Porter argues that strategy is determined by a unique combination of activities that deliver a different value proposition than competitors or the same value proposition better. The strategy map framework allows companies to identify and link together the critical internal processes and human, information, and organization capital that deliver the value proposition differently or better. Thus, the process of creating a strategy map and Balanced Scorecard translates the formulated strategy into specific objectives, measures, targets, and initiatives in the four inter-related perspectives.

Our work helps organizations translate, communicate, implement, and review the strategy they have formulated following Mike Porter's principles.
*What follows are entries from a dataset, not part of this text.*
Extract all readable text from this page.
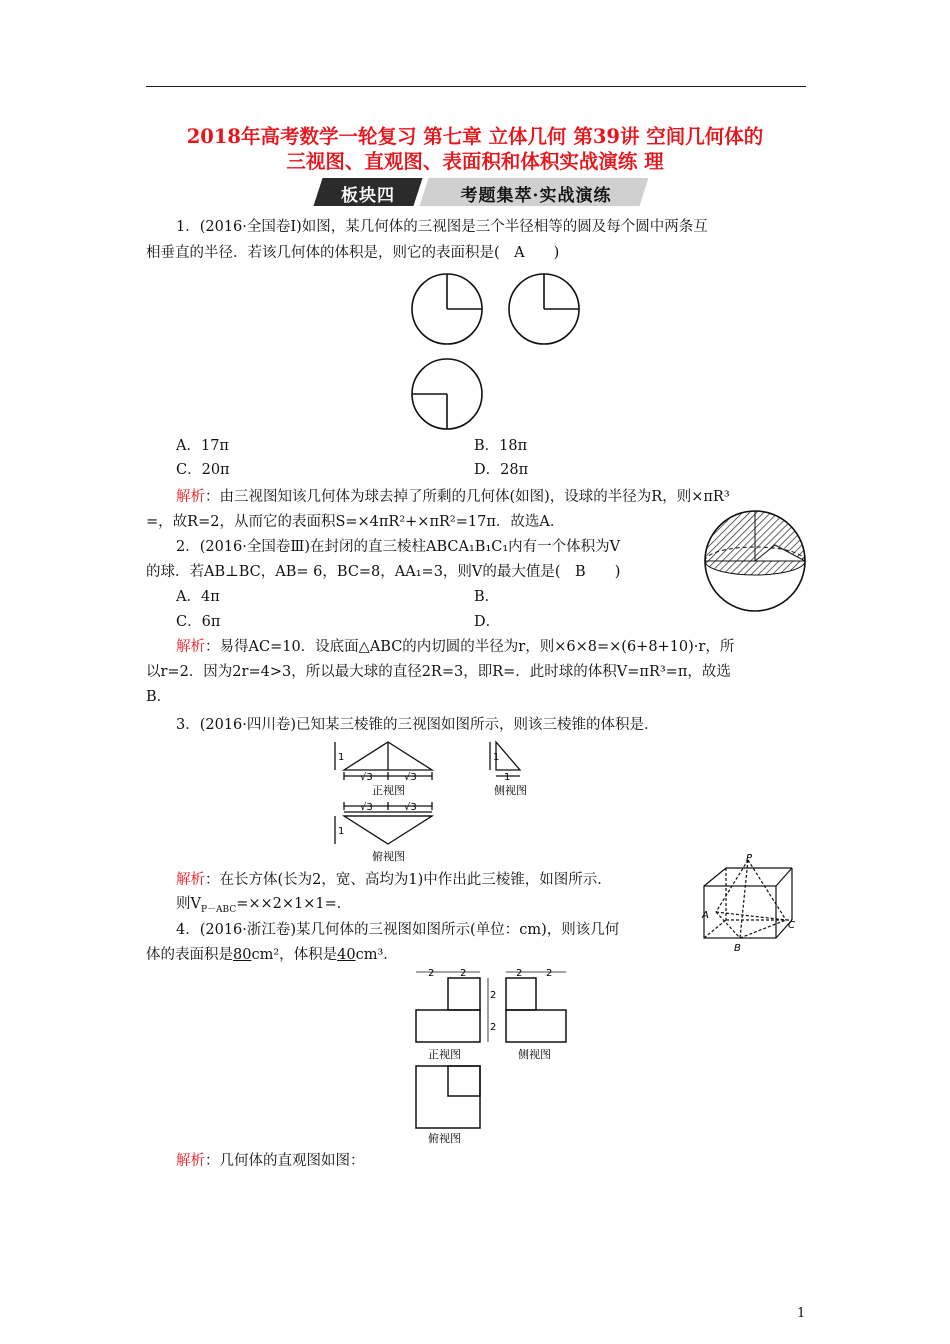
2018年高考数学一轮复习 第七章 立体几何 第39讲 空间几何体的
三视图、直观图、表面积和体积实战演练 理
板块四	考题集萃·实战演练
1．(2016·全国卷Ⅰ)如图，某几何体的三视图是三个半径相等的圆及每个圆中两条互
相垂直的半径．若该几何体的体积是，则它的表面积是(　A　　)
A．17π	B．18π
C．20π	D．28π
解析：由三视图知该几何体为球去掉了所剩的几何体(如图)，设球的半径为R，则×πR³
=，故R=2，从而它的表面积S=×4πR²+×πR²=17π．故选A．
2．(2016·全国卷Ⅲ)在封闭的直三棱柱ABCA₁B₁C₁内有一个体积为V
的球．若AB⊥BC，AB= 6，BC=8，AA₁=3，则V的最大值是(　B　　)
A．4π	B．
C．6π	D．
解析：易得AC=10．设底面△ABC的内切圆的半径为r，则×6×8=×(6+8+10)·r，所
以r=2．因为2r=4>3，所以最大球的直径2R=3，即R=．此时球的体积V=πR³=π，故选
B．
3．(2016·四川卷)已知某三棱锥的三视图如图所示，则该三棱锥的体积是．
√3	√3	1
√3	√3
1	1
1
正视图	侧视图
俯视图
解析：在长方体(长为2，宽、高均为1)中作出此三棱锥，如图所示．
则$V_{P-ABC}=\times\times 2\times 1\times 1=$．
P
A
B
C
4．(2016·浙江卷)某几何体的三视图如图所示(单位：cm)，则该几何
体的表面积是80cm²，体积是40cm³．
2	2	2 2
2
2
正视图	侧视图
俯视图
解析：几何体的直观图如图：
1
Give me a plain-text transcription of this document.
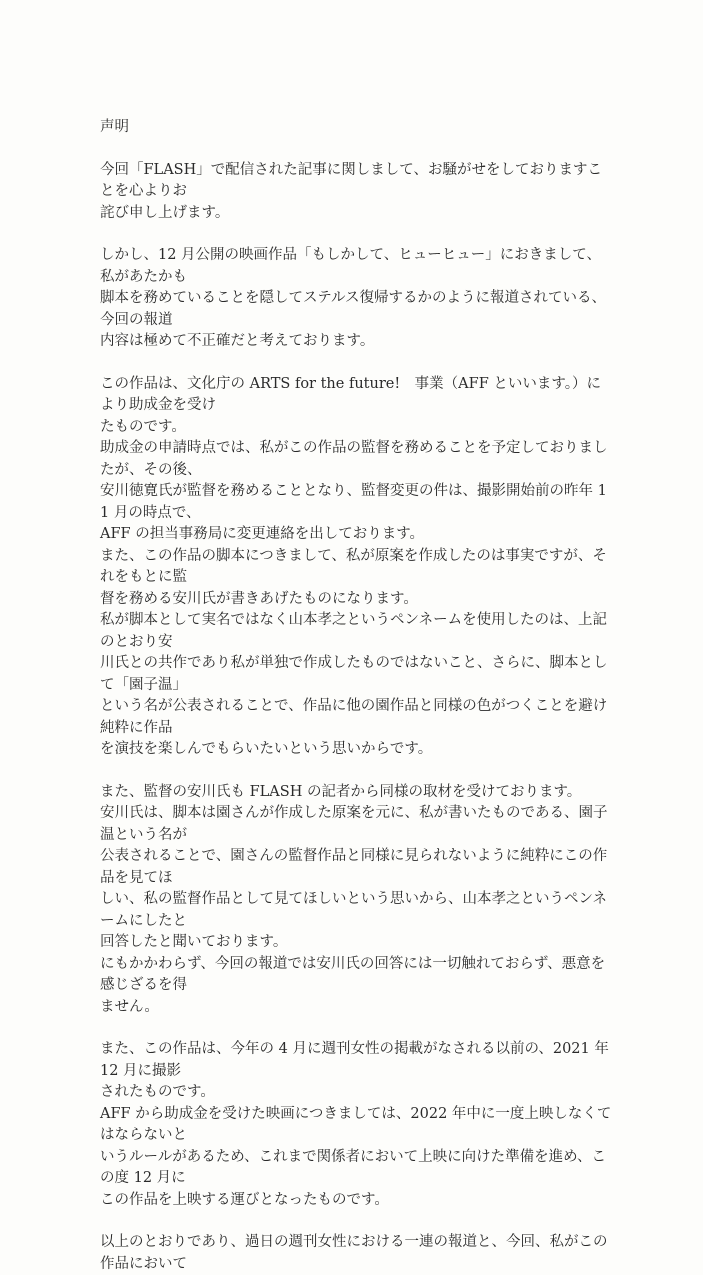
声明
今回「FLASH」で配信された記事に関しまして、お騒がせをしておりますことを心よりお
詫び申し上げます。
しかし、12 月公開の映画作品「もしかして、ヒューヒュー」におきまして、私があたかも
脚本を務めていることを隠してステルス復帰するかのように報道されている、今回の報道
内容は極めて不正確だと考えております。
この作品は、文化庁の ARTS for the future!　事業（AFF といいます。）により助成金を受け
たものです。
助成金の申請時点では、私がこの作品の監督を務めることを予定しておりましたが、その後、
安川徳寛氏が監督を務めることとなり、監督変更の件は、撮影開始前の昨年 11 月の時点で、
AFF の担当事務局に変更連絡を出しております。
また、この作品の脚本につきまして、私が原案を作成したのは事実ですが、それをもとに監
督を務める安川氏が書きあげたものになります。
私が脚本として実名ではなく山本孝之というペンネームを使用したのは、上記のとおり安
川氏との共作であり私が単独で作成したものではないこと、さらに、脚本として「園子温」
という名が公表されることで、作品に他の園作品と同様の色がつくことを避け純粋に作品
を演技を楽しんでもらいたいという思いからです。
また、監督の安川氏も FLASH の記者から同様の取材を受けております。
安川氏は、脚本は園さんが作成した原案を元に、私が書いたものである、園子温という名が
公表されることで、園さんの監督作品と同様に見られないように純粋にこの作品を見てほ
しい、私の監督作品として見てほしいという思いから、山本孝之というペンネームにしたと
回答したと聞いております。
にもかかわらず、今回の報道では安川氏の回答には一切触れておらず、悪意を感じざるを得
ません。
また、この作品は、今年の 4 月に週刊女性の掲載がなされる以前の、2021 年 12 月に撮影
されたものです。
AFF から助成金を受けた映画につきましては、2022 年中に一度上映しなくてはならないと
いうルールがあるため、これまで関係者において上映に向けた準備を進め、この度 12 月に
この作品を上映する運びとなったものです。
以上のとおりであり、過日の週刊女性における一連の報道と、今回、私がこの作品において
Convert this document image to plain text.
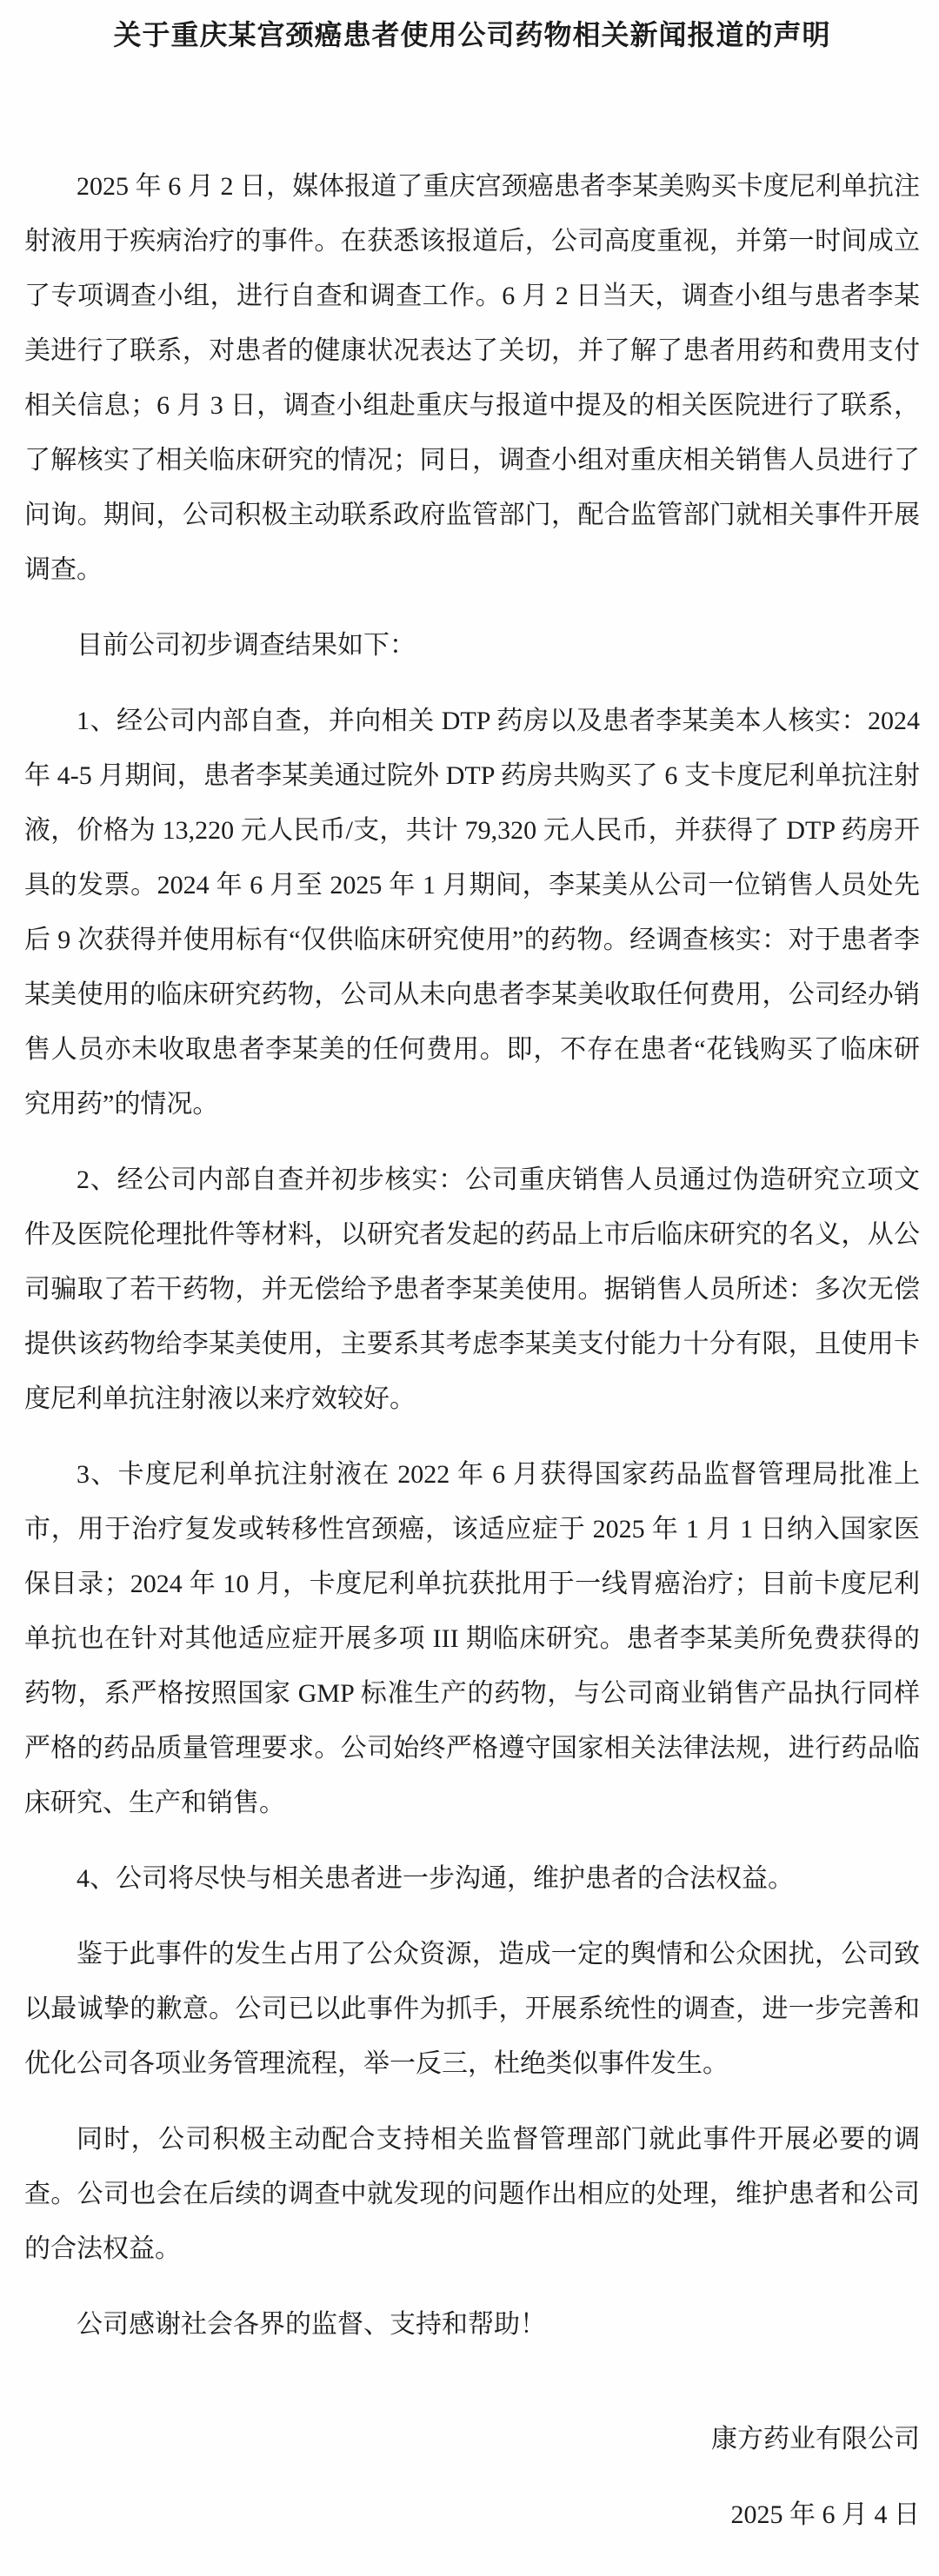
关于重庆某宫颈癌患者使用公司药物相关新闻报道的声明

2025 年 6 月 2 日，媒体报道了重庆宫颈癌患者李某美购买卡度尼利单抗注射液用于疾病治疗的事件。在获悉该报道后，公司高度重视，并第一时间成立了专项调查小组，进行自查和调查工作。6 月 2 日当天，调查小组与患者李某美进行了联系，对患者的健康状况表达了关切，并了解了患者用药和费用支付相关信息；6 月 3 日，调查小组赴重庆与报道中提及的相关医院进行了联系，了解核实了相关临床研究的情况；同日，调查小组对重庆相关销售人员进行了问询。期间，公司积极主动联系政府监管部门，配合监管部门就相关事件开展调查。

目前公司初步调查结果如下：

1、经公司内部自查，并向相关 DTP 药房以及患者李某美本人核实：2024 年 4-5 月期间，患者李某美通过院外 DTP 药房共购买了 6 支卡度尼利单抗注射液，价格为 13,220 元人民币/支，共计 79,320 元人民币，并获得了 DTP 药房开具的发票。2024 年 6 月至 2025 年 1 月期间，李某美从公司一位销售人员处先后 9 次获得并使用标有“仅供临床研究使用”的药物。经调查核实：对于患者李某美使用的临床研究药物，公司从未向患者李某美收取任何费用，公司经办销售人员亦未收取患者李某美的任何费用。即，不存在患者“花钱购买了临床研究用药”的情况。

2、经公司内部自查并初步核实：公司重庆销售人员通过伪造研究立项文件及医院伦理批件等材料，以研究者发起的药品上市后临床研究的名义，从公司骗取了若干药物，并无偿给予患者李某美使用。据销售人员所述：多次无偿提供该药物给李某美使用，主要系其考虑李某美支付能力十分有限，且使用卡度尼利单抗注射液以来疗效较好。

3、卡度尼利单抗注射液在 2022 年 6 月获得国家药品监督管理局批准上市，用于治疗复发或转移性宫颈癌，该适应症于 2025 年 1 月 1 日纳入国家医保目录；2024 年 10 月，卡度尼利单抗获批用于一线胃癌治疗；目前卡度尼利单抗也在针对其他适应症开展多项 III 期临床研究。患者李某美所免费获得的药物，系严格按照国家 GMP 标准生产的药物，与公司商业销售产品执行同样严格的药品质量管理要求。公司始终严格遵守国家相关法律法规，进行药品临床研究、生产和销售。

4、公司将尽快与相关患者进一步沟通，维护患者的合法权益。

鉴于此事件的发生占用了公众资源，造成一定的舆情和公众困扰，公司致以最诚挚的歉意。公司已以此事件为抓手，开展系统性的调查，进一步完善和优化公司各项业务管理流程，举一反三，杜绝类似事件发生。

同时，公司积极主动配合支持相关监督管理部门就此事件开展必要的调查。公司也会在后续的调查中就发现的问题作出相应的处理，维护患者和公司的合法权益。

公司感谢社会各界的监督、支持和帮助！

康方药业有限公司
2025 年 6 月 4 日
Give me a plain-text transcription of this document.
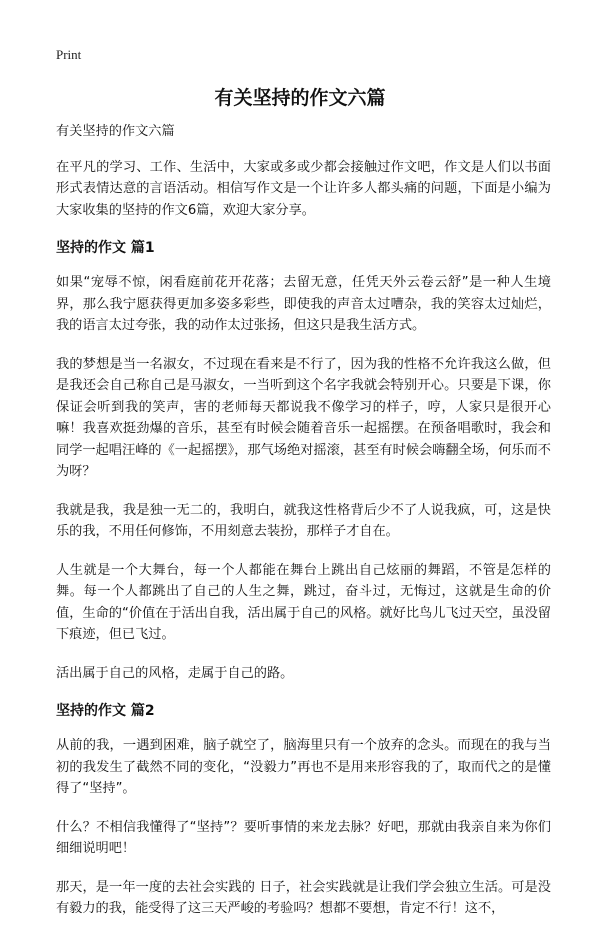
Print
有关坚持的作文六篇

有关坚持的作文六篇

在平凡的学习、工作、生活中，大家或多或少都会接触过作文吧，作文是人们以书面形式表情达意的言语活动。相信写作文是一个让许多人都头痛的问题，下面是小编为大家收集的坚持的作文6篇，欢迎大家分享。

坚持的作文 篇1

如果“宠辱不惊，闲看庭前花开花落；去留无意，任凭天外云卷云舒”是一种人生境界，那么我宁愿获得更加多姿多彩些，即使我的声音太过嘈杂，我的笑容太过灿烂，我的语言太过夸张，我的动作太过张扬，但这只是我生活方式。

我的梦想是当一名淑女，不过现在看来是不行了，因为我的性格不允许我这么做，但是我还会自己称自己是马淑女，一当听到这个名字我就会特别开心。只要是下课，你保证会听到我的笑声，害的老师每天都说我不像学习的样子，哼，人家只是很开心嘛！我喜欢挺劲爆的音乐，甚至有时候会随着音乐一起摇摆。在预备唱歌时，我会和同学一起唱汪峰的《一起摇摆》，那气场绝对摇滚，甚至有时候会嗨翻全场，何乐而不为呀？

我就是我，我是独一无二的，我明白，就我这性格背后少不了人说我疯，可，这是快乐的我，不用任何修饰，不用刻意去装扮，那样子才自在。

人生就是一个大舞台，每一个人都能在舞台上跳出自己炫丽的舞蹈，不管是怎样的舞。每一个人都跳出了自己的人生之舞，跳过，奋斗过，无悔过，这就是生命的价值，生命的“价值在于活出自我，活出属于自己的风格。就好比鸟儿飞过天空，虽没留下痕迹，但已飞过。

活出属于自己的风格，走属于自己的路。

坚持的作文 篇2

从前的我，一遇到困难，脑子就空了，脑海里只有一个放弃的念头。而现在的我与当初的我发生了截然不同的变化，“没毅力”再也不是用来形容我的了，取而代之的是懂得了“坚持”。

什么？不相信我懂得了“坚持”？要听事情的来龙去脉？好吧，那就由我亲自来为你们细细说明吧！

那天，是一年一度的去社会实践的 日子，社会实践就是让我们学会独立生活。可是没有毅力的我，能受得了这三天严峻的考验吗？想都不要想，肯定不行！这不，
Our methodology, however, is completely general; whichever strategic framework the organization is using, it still needs to translate and communicate it across all business units and to all employees if the strategy is to be implemented effectively.

Q: This is your third book since The Balanced Scorecard and The Strategy-Focused Organization. How would you like to build on the lessons you convey in Strategy Maps for your future research? What's next for you?

A: We will continue to expand the framework established in The Strategy-Focused Organization. The Strategy Maps book elaborates the first principle in the SFO book, going into much more depth and with a large number of examples of how to translate a strategy into measurable, linked objectives.

Our next target will be the second principle, alignment. We already have ample new material on how a variety of organizations are cascading their enterprise strategy map and scorecard out to align dispersed business units, support groups, and individuals. Dave Norton and I already have the table of contents for this next book and have started to write chapter drafts.

We are also working, in parallel, on the governance aspects of the Balanced Scorecard. In the SFO book, we described the internal governance process by which the enterprise guides, monitors, and evaluates its strategic performance. We have a new case study on First Commonwealth Financial Corporation, and a new paper on how innovating organizations are using strategy maps and Balanced Scorecards in the governance process with boards of directors and even their public shareholders.

So fortunately we are not running out of new material and applications.